Affaire Mila : la société française divisée sur la critique des religions

La moitié des Français, selon un sondage Ifop publié par «Charlie Hebdo», désapprouvent le droit de critiquer les religions.
par Bernadette Sauvaget
publié le 5 février 2020 à 17h12

L'affaire Mila, du nom d'une lycéenne de 16 ans qui avait insulté l'islam dans une vidéo postée sur Instagram le 18 janvier, n'en finit pas de faire débat. Si elle déchire la classe politique, elle divise également la société française, selon un sondage Ifop publié mercredi par Charlie Hebdo. Réalisé auprès de 2 005 personnes, il montre une stricte égalité entre ceux qui soutiennent (50% donc) le droit de critiquer, «même de manière outrageante, une croyance, un symbole ou un dogme religieux», selon la formulation de la question, et ceux qui y sont défavorables.
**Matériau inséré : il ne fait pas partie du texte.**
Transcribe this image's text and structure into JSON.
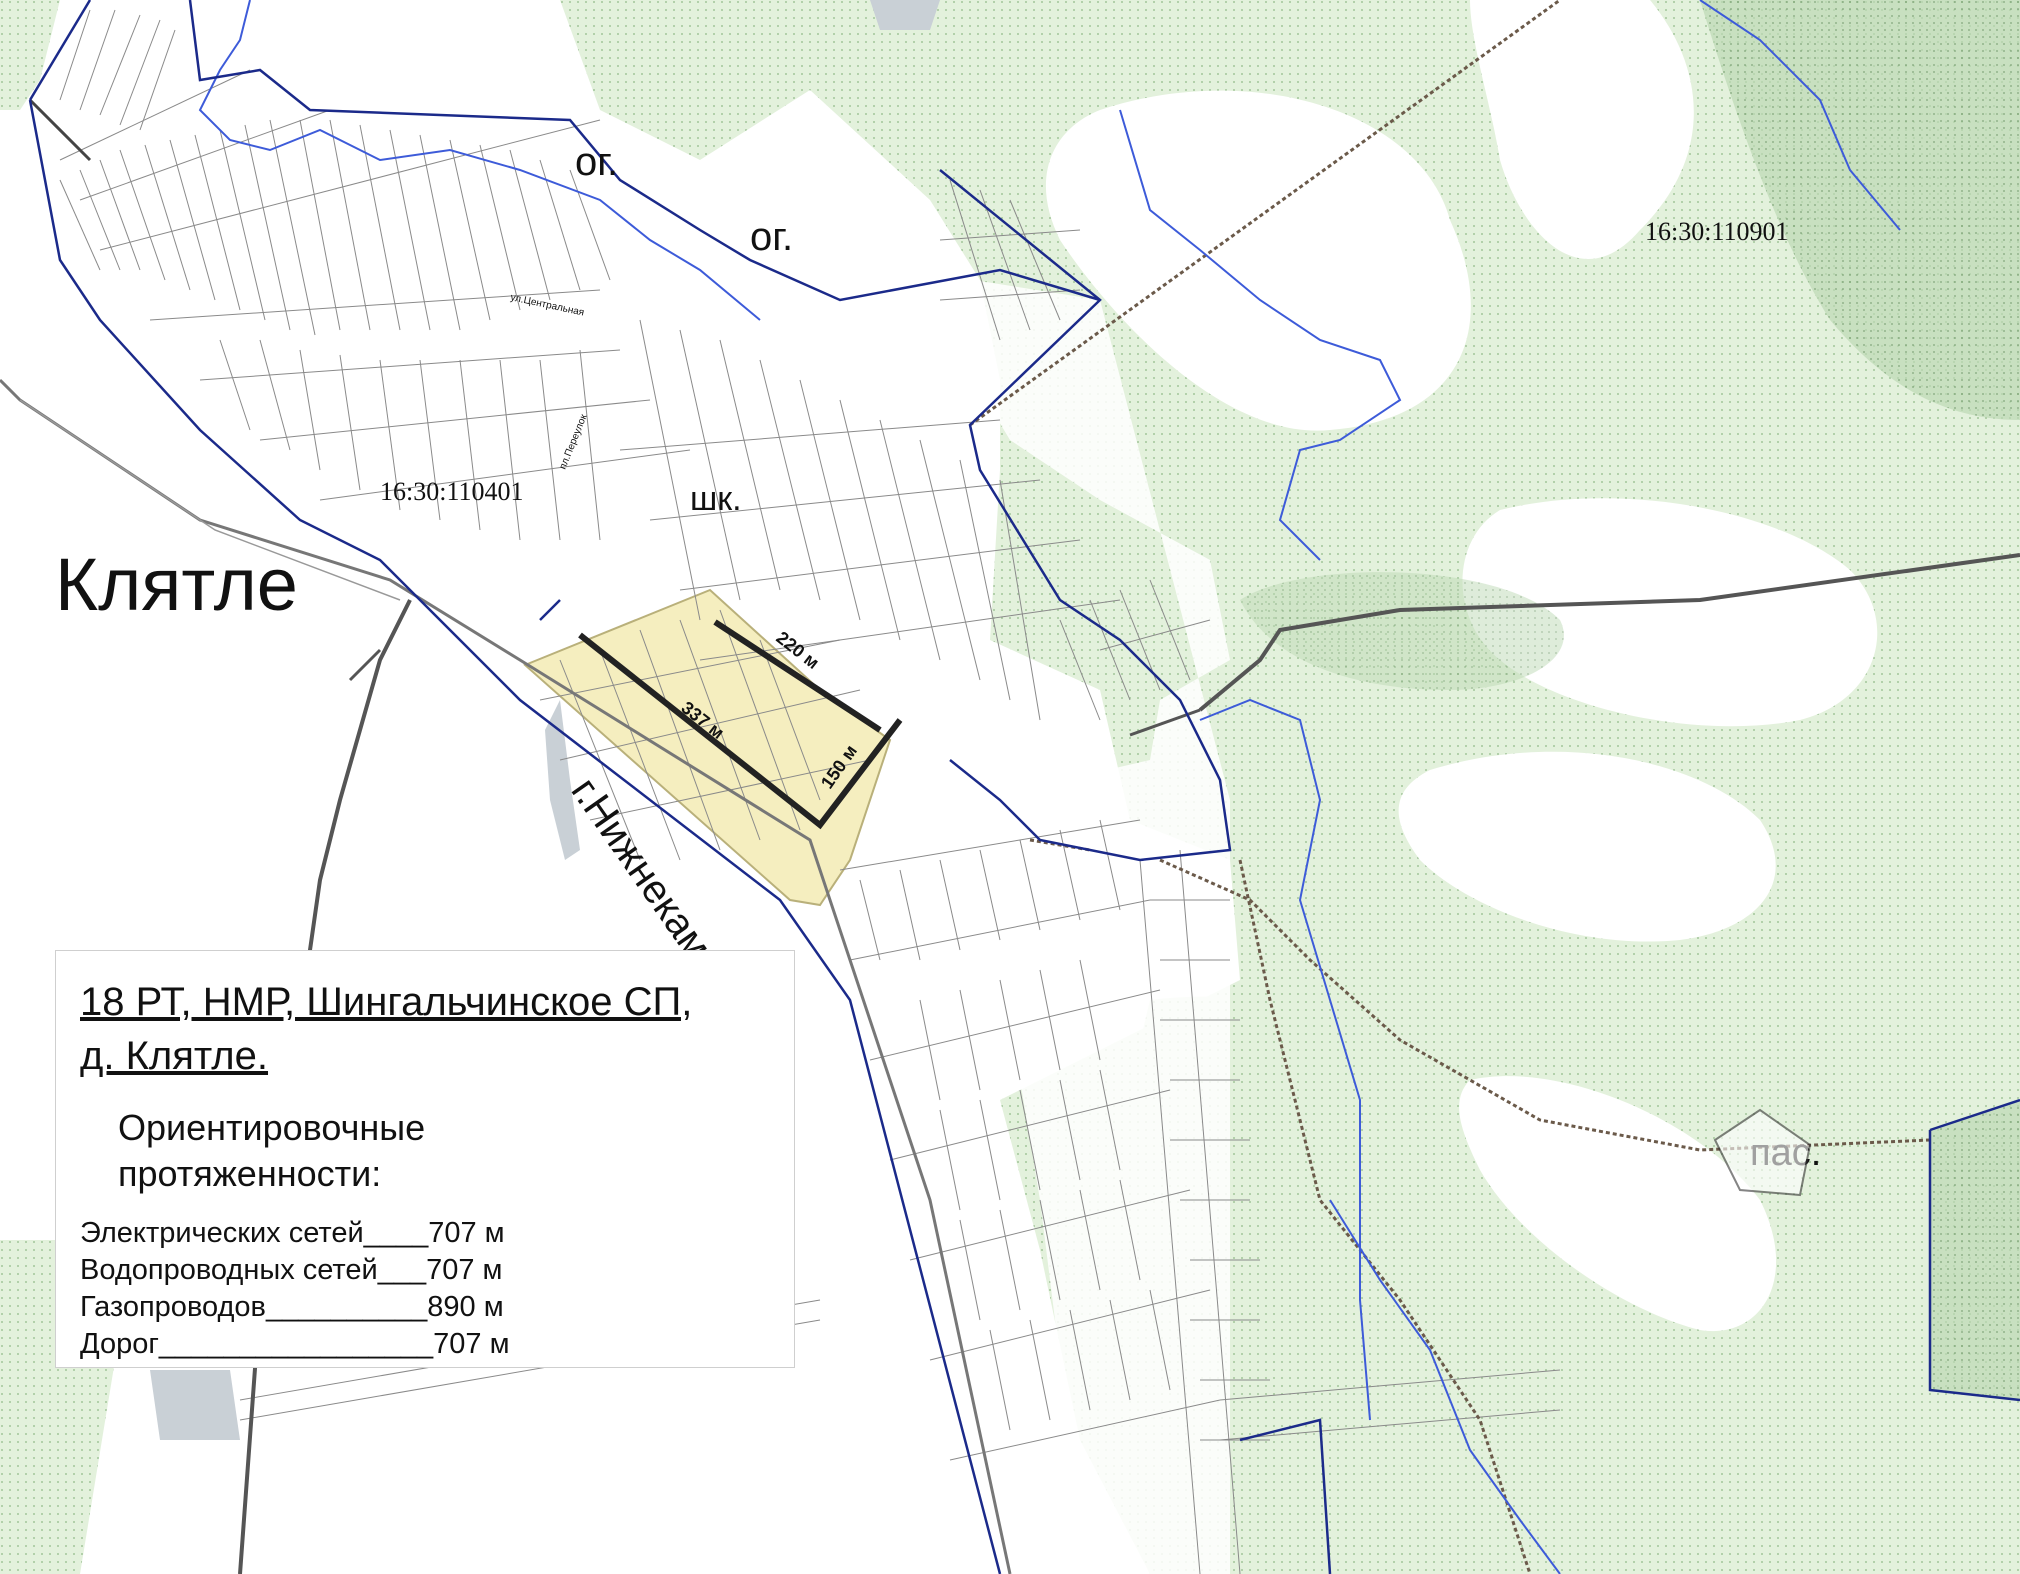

En revanche, 58% des sondés estiment que les propos de la lycéenne, menacée de mort sur les réseaux sociaux, ne relèvent pas de la «provocation à la haine à l'égard d'un groupe de personnes, en raison de leur appartenance à une race ou à une religion déterminée». Fait étonnant, la proportion s'inverse chez les plus jeunes. Parmi les 18-24 ans, 57% perçoivent les déclarations de Mila comme étant racistes. «Les nouvelles générations sont davantage sensibles à la notion de tolérance et à l'acceptation de l'altérité», remarque l'historien et sociologue des religions, Philippe Portier.

À lire aussiMila, 16 ans, a-t-elle été exfiltrée de son lycée par la police après une vidéo anti-islam ?

Sans surprise, 85% des musulmans estiment également que les propos de Mila constituent une provocation à la haine. Pour ce qui est des autres religions, ce sont les protestants qui s'offusquent le plus des propos de Mila, 59% contre 45% chez les catholiques pratiquants. «Il faut voir là le poids pris par les évangéliques», analyse Philippe Portier, évoquant leur grande détermination à défendre leurs croyances.

Ce sondage a été réalisé quinze jours après la diffusion de vidéos sur les réseaux sociaux dans lesquelles la lycéenne tenait des propos très virulents contre le Coran et l'islam après avoir elle-même essuyé des insultes homophobes. Depuis, elle a été exfiltrée de son établissement scolaire après avoir reçu des milliers de messages de menaces. Dans un premier temps, le parquet de Vienne (Isère) avait ouvert une enquête pour incitation à la haine avant de la classer. Toutefois, les investigations se poursuivent pour tenter d'identifier certains auteurs des menaces.

En 1789, la Révolution française a supprimé le délit de blasphème et la loi de 1881 sur la presse a consacré la liberté d'expression. Depuis une trentaine d'années, à la suite notamment de la parution du livre de Salman Rushdie, les Versets sataniques, le débat a repris. Même si les libertés d'expression et de critique des religions ne sont pas, en France, strictement remises en cause, certains milieux croyants, parfois au nom des droits de l'homme, revendiquent le respect de leur sentiment religieux.

Telle qu'elle apparaît dans le sondage, la division de la société française sur la liberté de critiquer radicalement augure-t-elle de changements à venir ? Des débats sûrement… Pour le politologue Philippe Portier, émerge toutefois ce qu'il appelle «un pôle intermédiaire dans la société française qui promeut la civilité et qui, de ce fait, remet en cause le développement illimité de la liberté d'expression».

L’affaire Mila, elle, est complexe, mêlant plusieurs problématiques, à la fois l’expression de plus en plus violente sur les réseaux sociaux, la question de l’anonymat des comptes, l’homophobie et la montée de l’intolérance dans des milieux religieux radicaux.